Investors concerned about the risk of concentration in the market may want to consider value-oriented investing.
Avantis Investors investment strategist Phil McInnis recommends taking a more diversified approach than just looking at index funds such as S&P 500. He thinks that the exchange-traded fund strategy can really provide better returns in the long term, emphasizing companies with low valuations and strong balance sheets.
“We’re going to be less concentrated,” he told CNBC’s “ETF Edge” this week. “So we’re making a smaller bet that these lower prices, the better profits (the company) pays off over time.”
The Avantis US Large Cap Value ETF (AVLV) tracks the Russell 1000 Value index, but with a caveat – the fund manager displays stocks using a profit overlay.
“When we sift through and identify companies that are trading at more attractive prices, we do so when looking at profits,” McInnis said. “It goes beyond the typical types of passive instruments that exist that make the definition of value versus growth in a single variable or a compendium of all variables.”
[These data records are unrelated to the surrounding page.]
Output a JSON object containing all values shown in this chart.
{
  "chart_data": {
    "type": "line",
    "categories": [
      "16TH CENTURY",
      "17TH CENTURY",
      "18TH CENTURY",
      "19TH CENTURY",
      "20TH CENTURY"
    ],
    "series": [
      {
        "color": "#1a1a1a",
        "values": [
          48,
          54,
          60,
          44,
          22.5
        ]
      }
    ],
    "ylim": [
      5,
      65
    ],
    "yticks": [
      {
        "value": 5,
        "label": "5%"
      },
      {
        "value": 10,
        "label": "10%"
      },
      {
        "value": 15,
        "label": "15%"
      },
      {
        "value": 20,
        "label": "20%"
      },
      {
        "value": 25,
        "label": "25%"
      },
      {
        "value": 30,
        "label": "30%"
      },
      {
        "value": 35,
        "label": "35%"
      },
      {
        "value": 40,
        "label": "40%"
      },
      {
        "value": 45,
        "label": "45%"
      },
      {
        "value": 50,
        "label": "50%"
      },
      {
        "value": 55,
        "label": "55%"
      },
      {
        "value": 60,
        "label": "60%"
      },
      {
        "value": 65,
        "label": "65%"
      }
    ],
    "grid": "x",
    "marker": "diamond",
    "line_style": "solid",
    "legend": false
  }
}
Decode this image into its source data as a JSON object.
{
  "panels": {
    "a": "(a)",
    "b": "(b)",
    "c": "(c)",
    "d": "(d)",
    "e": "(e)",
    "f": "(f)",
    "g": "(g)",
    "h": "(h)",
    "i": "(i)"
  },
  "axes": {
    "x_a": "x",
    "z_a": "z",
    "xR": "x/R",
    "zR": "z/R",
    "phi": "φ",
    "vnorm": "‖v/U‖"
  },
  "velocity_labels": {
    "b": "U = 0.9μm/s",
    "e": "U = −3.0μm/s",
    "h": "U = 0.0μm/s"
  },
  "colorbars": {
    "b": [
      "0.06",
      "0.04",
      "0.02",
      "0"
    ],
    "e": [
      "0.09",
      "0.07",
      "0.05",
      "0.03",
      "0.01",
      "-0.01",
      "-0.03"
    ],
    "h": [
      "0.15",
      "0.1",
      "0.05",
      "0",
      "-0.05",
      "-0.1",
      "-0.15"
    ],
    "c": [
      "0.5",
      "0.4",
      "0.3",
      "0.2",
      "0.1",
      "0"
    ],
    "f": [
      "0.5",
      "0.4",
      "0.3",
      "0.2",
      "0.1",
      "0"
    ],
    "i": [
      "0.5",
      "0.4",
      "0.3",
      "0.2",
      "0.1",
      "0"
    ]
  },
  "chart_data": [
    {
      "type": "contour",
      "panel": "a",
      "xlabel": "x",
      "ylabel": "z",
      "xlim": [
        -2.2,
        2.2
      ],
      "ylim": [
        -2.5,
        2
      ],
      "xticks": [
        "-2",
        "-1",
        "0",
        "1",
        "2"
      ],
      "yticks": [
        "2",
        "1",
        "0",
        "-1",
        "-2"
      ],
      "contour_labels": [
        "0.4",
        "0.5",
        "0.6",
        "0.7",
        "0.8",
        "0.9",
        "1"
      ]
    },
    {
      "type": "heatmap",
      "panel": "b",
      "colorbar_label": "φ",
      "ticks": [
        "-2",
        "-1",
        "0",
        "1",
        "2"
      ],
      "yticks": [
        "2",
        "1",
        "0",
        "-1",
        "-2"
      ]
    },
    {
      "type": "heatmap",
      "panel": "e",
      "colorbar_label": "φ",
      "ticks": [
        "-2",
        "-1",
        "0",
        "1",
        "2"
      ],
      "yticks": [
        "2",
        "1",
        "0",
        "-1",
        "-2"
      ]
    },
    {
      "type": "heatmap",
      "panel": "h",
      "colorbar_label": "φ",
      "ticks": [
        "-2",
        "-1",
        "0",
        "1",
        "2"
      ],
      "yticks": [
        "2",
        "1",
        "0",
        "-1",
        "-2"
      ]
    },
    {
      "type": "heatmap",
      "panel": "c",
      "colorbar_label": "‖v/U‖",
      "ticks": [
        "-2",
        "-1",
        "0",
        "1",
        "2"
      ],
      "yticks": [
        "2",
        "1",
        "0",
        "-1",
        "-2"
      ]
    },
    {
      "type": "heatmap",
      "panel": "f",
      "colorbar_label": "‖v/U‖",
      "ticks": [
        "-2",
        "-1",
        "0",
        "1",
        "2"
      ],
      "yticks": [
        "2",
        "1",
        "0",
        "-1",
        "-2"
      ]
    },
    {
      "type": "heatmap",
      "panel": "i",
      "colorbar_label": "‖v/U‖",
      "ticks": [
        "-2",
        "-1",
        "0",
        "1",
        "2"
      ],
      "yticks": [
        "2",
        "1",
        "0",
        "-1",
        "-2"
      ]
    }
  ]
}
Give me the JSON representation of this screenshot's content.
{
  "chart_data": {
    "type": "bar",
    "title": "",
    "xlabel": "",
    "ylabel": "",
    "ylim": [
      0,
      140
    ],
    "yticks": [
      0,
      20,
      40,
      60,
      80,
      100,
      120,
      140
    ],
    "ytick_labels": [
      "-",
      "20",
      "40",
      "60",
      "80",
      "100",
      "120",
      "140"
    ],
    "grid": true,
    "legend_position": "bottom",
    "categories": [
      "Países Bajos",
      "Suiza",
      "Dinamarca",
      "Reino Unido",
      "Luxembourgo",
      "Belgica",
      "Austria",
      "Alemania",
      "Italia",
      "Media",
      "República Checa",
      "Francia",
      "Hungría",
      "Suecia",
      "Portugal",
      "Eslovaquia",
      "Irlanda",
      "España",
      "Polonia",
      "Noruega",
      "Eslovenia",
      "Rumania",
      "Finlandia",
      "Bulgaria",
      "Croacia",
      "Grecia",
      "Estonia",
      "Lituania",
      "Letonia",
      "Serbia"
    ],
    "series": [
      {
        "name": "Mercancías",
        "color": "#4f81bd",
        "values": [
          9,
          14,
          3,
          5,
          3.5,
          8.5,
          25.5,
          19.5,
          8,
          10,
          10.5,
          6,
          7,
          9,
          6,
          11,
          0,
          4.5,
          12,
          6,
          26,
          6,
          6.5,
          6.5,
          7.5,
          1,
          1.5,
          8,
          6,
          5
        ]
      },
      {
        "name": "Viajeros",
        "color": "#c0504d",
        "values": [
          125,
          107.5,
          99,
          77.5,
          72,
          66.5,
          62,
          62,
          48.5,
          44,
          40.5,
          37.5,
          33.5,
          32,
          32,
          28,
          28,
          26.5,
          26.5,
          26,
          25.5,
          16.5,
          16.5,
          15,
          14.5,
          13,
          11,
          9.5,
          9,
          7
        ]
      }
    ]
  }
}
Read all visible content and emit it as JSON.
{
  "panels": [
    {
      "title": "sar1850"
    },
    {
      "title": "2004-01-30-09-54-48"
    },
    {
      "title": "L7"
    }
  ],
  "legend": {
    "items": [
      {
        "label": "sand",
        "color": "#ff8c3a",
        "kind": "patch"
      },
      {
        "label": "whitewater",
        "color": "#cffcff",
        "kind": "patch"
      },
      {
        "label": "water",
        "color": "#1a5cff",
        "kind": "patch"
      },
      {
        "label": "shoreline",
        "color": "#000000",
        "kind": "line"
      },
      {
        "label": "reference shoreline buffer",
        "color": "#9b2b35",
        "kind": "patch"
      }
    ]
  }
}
Next Apple and MetaThe next largest holdings of Large Cap Value funds are JPMorgan, Costco and Exxon Mobil, according to FactSet. Financial services and retail are the top sector weights, each accounting for about 15% of the portfolio, with energy coming in third at almost 12%.
“Starting at the company and sector level as a by-product, we have a cover with the sector to make sure that the stakes are not too big, so that we do not concentrate too much on individual sectors,” added McInnis.
The lowest value of Avantis’ Large Cap Value ETF in 2020 is 7.7%. The Russell 1000 Value Index gained 4.5% during the same period.